Recepcionado, com as devidas e merecidas honras, deixei o Dominguinhos atualizado do lastro operacional do front da “grande Diamantino”. Senti, então, que era a minha vez de partir da velha cidade. Não aguardei os vôos da Mecom e nem da Guará, poucos assíduos e infrequentes, quase sempre por falta de vaga.  Peguei carona no carro do bispo Dom Henrique Froehlich, e, na sua singular companhia, aportei na capital mato-grossense, fugindo do Estevão Camolesi (Supervisor Técnico da AGMAT) que me pedia para acompanhá-lo num prolongado raid pelo médio-norte e vale do Arinos.
Na quente Cuiabá de outrora – e hoje mais quente ainda – reportei ao De Lamônica o andamento da operação de compras. Alertando-o, entre outras coisas, que o armazém da Casemat, a armazenadora do Estado, dispunha, até ali, de razoável espaço para estocagem, mas, que deveria ser totalmente ocupado até a conclusão do período de compras. Depois, a “guerra” era outra: remover o estoque. Para onde?
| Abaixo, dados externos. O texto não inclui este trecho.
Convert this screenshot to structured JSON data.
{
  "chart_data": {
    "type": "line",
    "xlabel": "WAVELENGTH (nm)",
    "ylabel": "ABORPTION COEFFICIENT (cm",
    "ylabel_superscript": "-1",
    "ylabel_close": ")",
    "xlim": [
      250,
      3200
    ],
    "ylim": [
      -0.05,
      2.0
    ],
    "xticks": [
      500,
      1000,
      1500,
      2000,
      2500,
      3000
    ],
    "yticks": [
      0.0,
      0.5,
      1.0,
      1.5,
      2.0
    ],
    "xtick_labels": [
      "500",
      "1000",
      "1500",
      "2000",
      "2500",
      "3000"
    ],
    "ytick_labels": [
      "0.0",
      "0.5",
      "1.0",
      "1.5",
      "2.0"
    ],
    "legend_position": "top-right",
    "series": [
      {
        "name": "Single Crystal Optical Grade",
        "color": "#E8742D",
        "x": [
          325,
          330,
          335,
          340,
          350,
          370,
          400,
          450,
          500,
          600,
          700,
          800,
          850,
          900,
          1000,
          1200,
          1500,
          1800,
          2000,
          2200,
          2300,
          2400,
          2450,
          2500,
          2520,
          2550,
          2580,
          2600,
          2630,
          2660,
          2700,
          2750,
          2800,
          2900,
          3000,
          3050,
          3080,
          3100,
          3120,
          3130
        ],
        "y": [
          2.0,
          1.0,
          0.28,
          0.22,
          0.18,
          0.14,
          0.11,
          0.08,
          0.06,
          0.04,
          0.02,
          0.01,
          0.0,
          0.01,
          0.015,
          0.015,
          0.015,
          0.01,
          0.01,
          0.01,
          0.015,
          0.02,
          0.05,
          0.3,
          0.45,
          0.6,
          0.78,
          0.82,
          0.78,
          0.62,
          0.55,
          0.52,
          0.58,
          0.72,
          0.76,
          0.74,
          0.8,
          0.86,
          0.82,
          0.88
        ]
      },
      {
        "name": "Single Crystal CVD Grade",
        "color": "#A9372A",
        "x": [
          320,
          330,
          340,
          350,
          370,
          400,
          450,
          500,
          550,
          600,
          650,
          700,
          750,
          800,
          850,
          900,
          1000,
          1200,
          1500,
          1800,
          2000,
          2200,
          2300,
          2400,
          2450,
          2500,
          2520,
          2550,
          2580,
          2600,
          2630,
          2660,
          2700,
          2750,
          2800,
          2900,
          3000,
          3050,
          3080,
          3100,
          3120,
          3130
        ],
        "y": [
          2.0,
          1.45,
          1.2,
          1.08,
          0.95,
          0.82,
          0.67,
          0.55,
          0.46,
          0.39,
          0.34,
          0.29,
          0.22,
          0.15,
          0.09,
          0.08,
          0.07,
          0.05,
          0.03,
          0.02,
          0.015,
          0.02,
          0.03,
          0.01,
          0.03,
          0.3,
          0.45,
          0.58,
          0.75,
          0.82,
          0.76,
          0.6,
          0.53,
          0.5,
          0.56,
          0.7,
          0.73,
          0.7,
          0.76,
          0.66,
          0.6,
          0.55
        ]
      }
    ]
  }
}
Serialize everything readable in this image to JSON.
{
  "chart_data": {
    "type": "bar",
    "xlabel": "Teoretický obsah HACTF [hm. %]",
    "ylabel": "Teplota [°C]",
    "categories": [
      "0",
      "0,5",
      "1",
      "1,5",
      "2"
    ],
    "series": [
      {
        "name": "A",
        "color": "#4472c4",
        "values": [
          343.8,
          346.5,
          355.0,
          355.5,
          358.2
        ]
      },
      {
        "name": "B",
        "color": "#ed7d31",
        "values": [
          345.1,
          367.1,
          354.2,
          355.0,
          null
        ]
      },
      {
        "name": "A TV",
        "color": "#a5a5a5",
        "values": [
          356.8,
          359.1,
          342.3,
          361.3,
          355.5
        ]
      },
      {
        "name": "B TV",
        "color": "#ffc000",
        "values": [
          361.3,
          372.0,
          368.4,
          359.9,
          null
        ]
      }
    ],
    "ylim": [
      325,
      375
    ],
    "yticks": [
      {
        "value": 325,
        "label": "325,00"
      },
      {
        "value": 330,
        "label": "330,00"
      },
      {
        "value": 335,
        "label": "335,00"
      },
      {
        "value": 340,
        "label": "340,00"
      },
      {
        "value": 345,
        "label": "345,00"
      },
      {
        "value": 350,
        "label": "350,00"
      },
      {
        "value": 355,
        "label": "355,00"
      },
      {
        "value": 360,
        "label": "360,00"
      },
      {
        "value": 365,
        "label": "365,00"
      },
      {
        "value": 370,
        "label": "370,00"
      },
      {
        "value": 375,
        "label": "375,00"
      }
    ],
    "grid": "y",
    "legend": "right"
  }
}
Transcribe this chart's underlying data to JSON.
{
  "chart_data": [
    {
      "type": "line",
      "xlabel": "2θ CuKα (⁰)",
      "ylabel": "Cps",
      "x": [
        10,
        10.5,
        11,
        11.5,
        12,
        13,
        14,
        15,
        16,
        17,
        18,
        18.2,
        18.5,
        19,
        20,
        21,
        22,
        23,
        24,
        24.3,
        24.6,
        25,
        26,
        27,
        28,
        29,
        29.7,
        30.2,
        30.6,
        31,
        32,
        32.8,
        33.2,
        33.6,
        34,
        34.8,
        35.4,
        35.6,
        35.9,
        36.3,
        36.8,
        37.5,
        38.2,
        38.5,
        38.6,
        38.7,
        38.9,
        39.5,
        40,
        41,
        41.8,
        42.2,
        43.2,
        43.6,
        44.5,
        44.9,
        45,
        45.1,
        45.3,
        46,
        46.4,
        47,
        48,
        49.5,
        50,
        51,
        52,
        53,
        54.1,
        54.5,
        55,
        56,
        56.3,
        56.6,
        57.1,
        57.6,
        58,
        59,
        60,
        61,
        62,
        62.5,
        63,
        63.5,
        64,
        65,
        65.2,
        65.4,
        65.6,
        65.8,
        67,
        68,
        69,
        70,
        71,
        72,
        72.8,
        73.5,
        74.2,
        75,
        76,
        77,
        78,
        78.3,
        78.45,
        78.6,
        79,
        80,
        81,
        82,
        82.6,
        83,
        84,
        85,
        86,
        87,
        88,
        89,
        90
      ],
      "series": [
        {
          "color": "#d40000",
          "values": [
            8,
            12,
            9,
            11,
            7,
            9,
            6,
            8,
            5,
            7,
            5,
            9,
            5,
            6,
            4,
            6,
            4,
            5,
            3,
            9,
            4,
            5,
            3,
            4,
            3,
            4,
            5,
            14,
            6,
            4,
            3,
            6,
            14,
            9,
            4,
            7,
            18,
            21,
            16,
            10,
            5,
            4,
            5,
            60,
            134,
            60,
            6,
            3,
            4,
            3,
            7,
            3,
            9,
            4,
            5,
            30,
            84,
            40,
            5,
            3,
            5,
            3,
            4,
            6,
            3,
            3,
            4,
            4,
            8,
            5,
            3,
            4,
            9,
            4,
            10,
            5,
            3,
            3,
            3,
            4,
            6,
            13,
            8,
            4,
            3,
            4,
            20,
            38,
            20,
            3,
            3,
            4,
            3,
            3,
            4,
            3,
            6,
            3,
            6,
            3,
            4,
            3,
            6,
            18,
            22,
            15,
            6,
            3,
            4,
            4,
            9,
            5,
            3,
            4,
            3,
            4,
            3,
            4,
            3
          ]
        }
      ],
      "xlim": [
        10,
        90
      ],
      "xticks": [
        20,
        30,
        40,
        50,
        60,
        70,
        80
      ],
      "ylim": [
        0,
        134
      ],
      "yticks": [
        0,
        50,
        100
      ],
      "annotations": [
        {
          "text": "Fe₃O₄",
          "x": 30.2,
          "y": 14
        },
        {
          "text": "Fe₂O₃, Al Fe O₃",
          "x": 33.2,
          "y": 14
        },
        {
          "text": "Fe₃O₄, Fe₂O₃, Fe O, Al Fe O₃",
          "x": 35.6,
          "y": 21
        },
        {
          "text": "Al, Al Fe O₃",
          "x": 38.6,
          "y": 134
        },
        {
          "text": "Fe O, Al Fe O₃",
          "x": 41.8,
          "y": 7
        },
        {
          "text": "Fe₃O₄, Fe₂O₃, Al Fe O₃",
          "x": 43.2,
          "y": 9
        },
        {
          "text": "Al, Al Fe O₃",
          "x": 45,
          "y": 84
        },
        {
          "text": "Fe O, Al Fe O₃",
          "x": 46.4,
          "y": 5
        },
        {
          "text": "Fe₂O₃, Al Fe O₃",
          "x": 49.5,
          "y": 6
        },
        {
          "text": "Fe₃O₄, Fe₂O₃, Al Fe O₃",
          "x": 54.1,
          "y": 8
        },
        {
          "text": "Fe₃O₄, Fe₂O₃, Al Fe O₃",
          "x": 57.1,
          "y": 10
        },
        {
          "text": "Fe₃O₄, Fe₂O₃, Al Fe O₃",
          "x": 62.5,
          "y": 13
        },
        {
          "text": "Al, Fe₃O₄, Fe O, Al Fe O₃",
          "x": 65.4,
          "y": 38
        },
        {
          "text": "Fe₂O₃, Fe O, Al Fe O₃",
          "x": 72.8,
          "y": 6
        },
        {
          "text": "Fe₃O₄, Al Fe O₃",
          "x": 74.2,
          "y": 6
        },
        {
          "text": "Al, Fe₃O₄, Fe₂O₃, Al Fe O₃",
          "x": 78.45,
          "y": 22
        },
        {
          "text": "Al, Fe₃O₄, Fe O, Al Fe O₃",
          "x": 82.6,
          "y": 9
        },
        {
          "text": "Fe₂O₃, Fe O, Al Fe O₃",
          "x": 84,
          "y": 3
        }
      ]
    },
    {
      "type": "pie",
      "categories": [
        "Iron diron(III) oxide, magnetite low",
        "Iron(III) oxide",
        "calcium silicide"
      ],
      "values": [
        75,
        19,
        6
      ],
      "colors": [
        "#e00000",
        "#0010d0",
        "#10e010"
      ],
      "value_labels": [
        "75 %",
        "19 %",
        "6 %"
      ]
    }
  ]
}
 Após tantas peripécias e bom conhecimento da região, passei ao Dominguinhos a incumbência de ser o novo “xerife” da imensa e carente “nação diamantinense” que, entre outras localidades, era constituída por Nova Mutum, Brasnorte (a mais de 300 km da sede municipal), Lucas do Rio Verde, Deciolândia, São José do Rio Claro, Alto Paraguai, Nortelândia, Arenápolis, Santo Afonso, Nova Marilândia e Campo Novo do Parecis (à época apenas um vilarejo em surgimento). Com exceção de Deciolândia, ainda distrito, as demais são emancipadas e municípios com destacada participação no agronegócio estadual e nacional.
E assim, o Dominguinhos, com seu bom humor, disposição, contagiante alegria e enorme facilidade de comunicação deu andamento aos trabalhos. Tornou-se figura querida na cidade.  A sua “gestão”, como não poderia deixar de ser, foi coroada de pleno êxito. Por isso, e principalmente por ele, essa despretensiosa e monoangular história merece ser contada e conhecida por todos os amigos e colegas da ex-CFP.
Antes de retornar só me restou desejar-lhe boa sorte e em seguida me mandar!  Assim foi feito. Parti. E depois retornei diversas vezes. Fiquei em Mato Grosso.
                              
                                      Petrônio Sobrinho

(que mesmo sem procuração do Ivan De Lamônica, mas, também em nome dele, reafirmo e estendo agradecimentos a todos àqueles que estiveram em Mato Grosso vivenciando o nascer da maior fronteira agrícola do Brasil, hoje consolidada, reconhecida nacionalmente e assombrando o mundo com a produção de variadas comodities).